I’ve watched the Friday television programme, ‘What Not to Wear’ with a mix of fascination and horror. The programme involves two British fashion gurus who transform people who’ve strayed from the path of good fashion sense. They change people into stylish, confident, professional looking individuals with a new look. The gurus pounce on an unsuspecting victim (both male and female), who have been nominated by their nearest and dearest, all of whom deeply concerned at how the nominated one presents themselves to the world.

Over a period of weeks, the gurus go through the recipient’s wardrobe with a fine tooth comb and discard much loved garments, shoes and accessories. They confront them with verbal and visual feedback on how they look in their clothes, then give them advice on the styles, colours and clothing combinations that would suit their shape and size. Assistance is also given on hair styles and colouring; skin, body care and posture. After the makeover, the recipient speaks of their new understanding of their body shape, clothing styles and garments that flatter. They speak of their new found confidence in their new look and the positive impact it has had on them, their loved ones and workmates.

Watching the programme and seeing the differences in the pre and post-makeover look, made me realise how useful the exercise could be for everyone. Particularly so, I thought, for managers and business owners. Personal presentation and professional image could make the difference between gaining credibility and getting business or not. Receiving advice on clothing, styles and colours that suit, could therefore be a sound investment. How often have you looked at colleagues and thought ‘they look as though they’ve been dragged through a hedge’ or ‘that suit/skirt/shirt/jacket is far too tight/too loose/too short/too long’? How often have you looked at colleagues and thought their clothing was inappropriate for the situation – perhaps a too casual-Friday look, for Monday-Thursday? And if you have, have you also wondered whether your colleagues on occasions, may think similar things about you?

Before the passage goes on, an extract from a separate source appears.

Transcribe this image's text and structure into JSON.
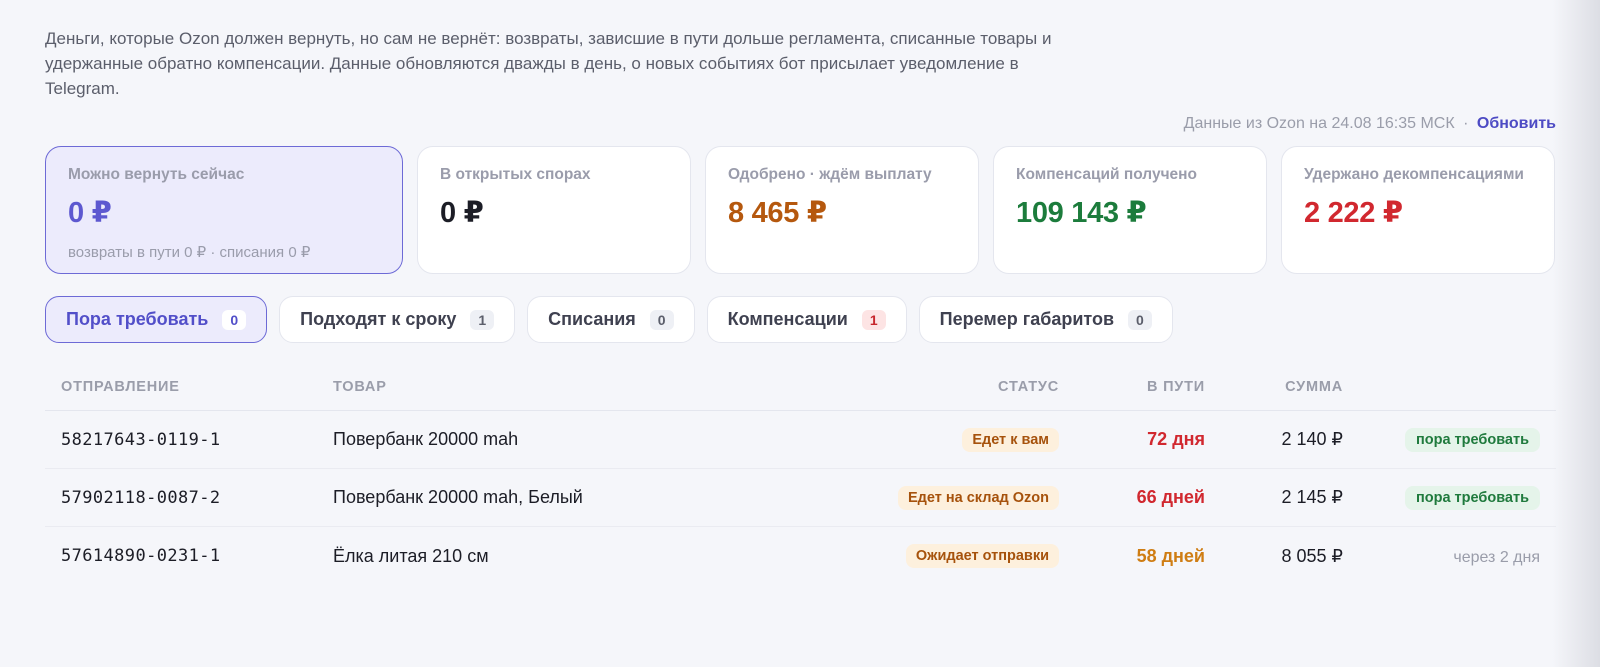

Useful as makeovers are, I don’t think that clothing and style advice, by itself, is enough. Something else is needed as well.

In noticing people in various situations over the past few months, I’ve been reminded that everyone has personal habits that are displayed quite unconsciously. They’re habits we don’t even think about yet may do all the time, whether in public, in meetings or in the workplace. Some of them are particularly unattractive and not a great look. Unconscious habits I’ve seen recently in public forums include ear cleaning (with the end of pens), relentless nail grooming (picking nails, cleaning under them with staplers or teeth), constant head scratching; incessant teeth cleaning (noisily sucking out food items, using any number of fingers) and constant nail nibbling and biting (the eight fingers, two thumbs routine, over and over again).

Other unconscious habits participants may display in meetings include pen clicking, foot tapping and hand wringing. There can be shrinking back in chairs or in-your-face leaning forward; nervous coughs or cutting across others’ speech; eye-rolling, drumming fingers on tables or constantly shuffling papers. Deep sighing, tsking, fidgeting or staring at the ceiling or out the windows often feature.

So what can be done about noticing and changing our unconscious habits? One simple solution is to be video taped. This could be when conducting an interview, participating in a meeting or some other routine activity that involves communicating verbally and non-verbally with others. The benefit of video taping is that it gives us the opportunity to see ourselves as others see us.

It may show us displaying our best or worst habits. It will give actual feedback on our performance (it’s hard to deny what we do, when we see it for ourselves), and raises our awareness of any unhelpful, unconscious habits which may hinder us. It enables us to make changes – to stop the unhelpful unconscious habits and to adopt positive conscious habits that help us present and maintain a professional image.

The whole exercise is not one for the faint-hearted. It requires courage to put yourself forward to receive clothing/style advice and see video capture of unconscious habits; courage to hear constructive criticism about our overall look; courage to change our wardrobe and to front up with a potentially new look. It may also require a hit to the bank account, as well as the ego. The benefits however, are considerable. Our personal presentation is so important – how do you think you measure up?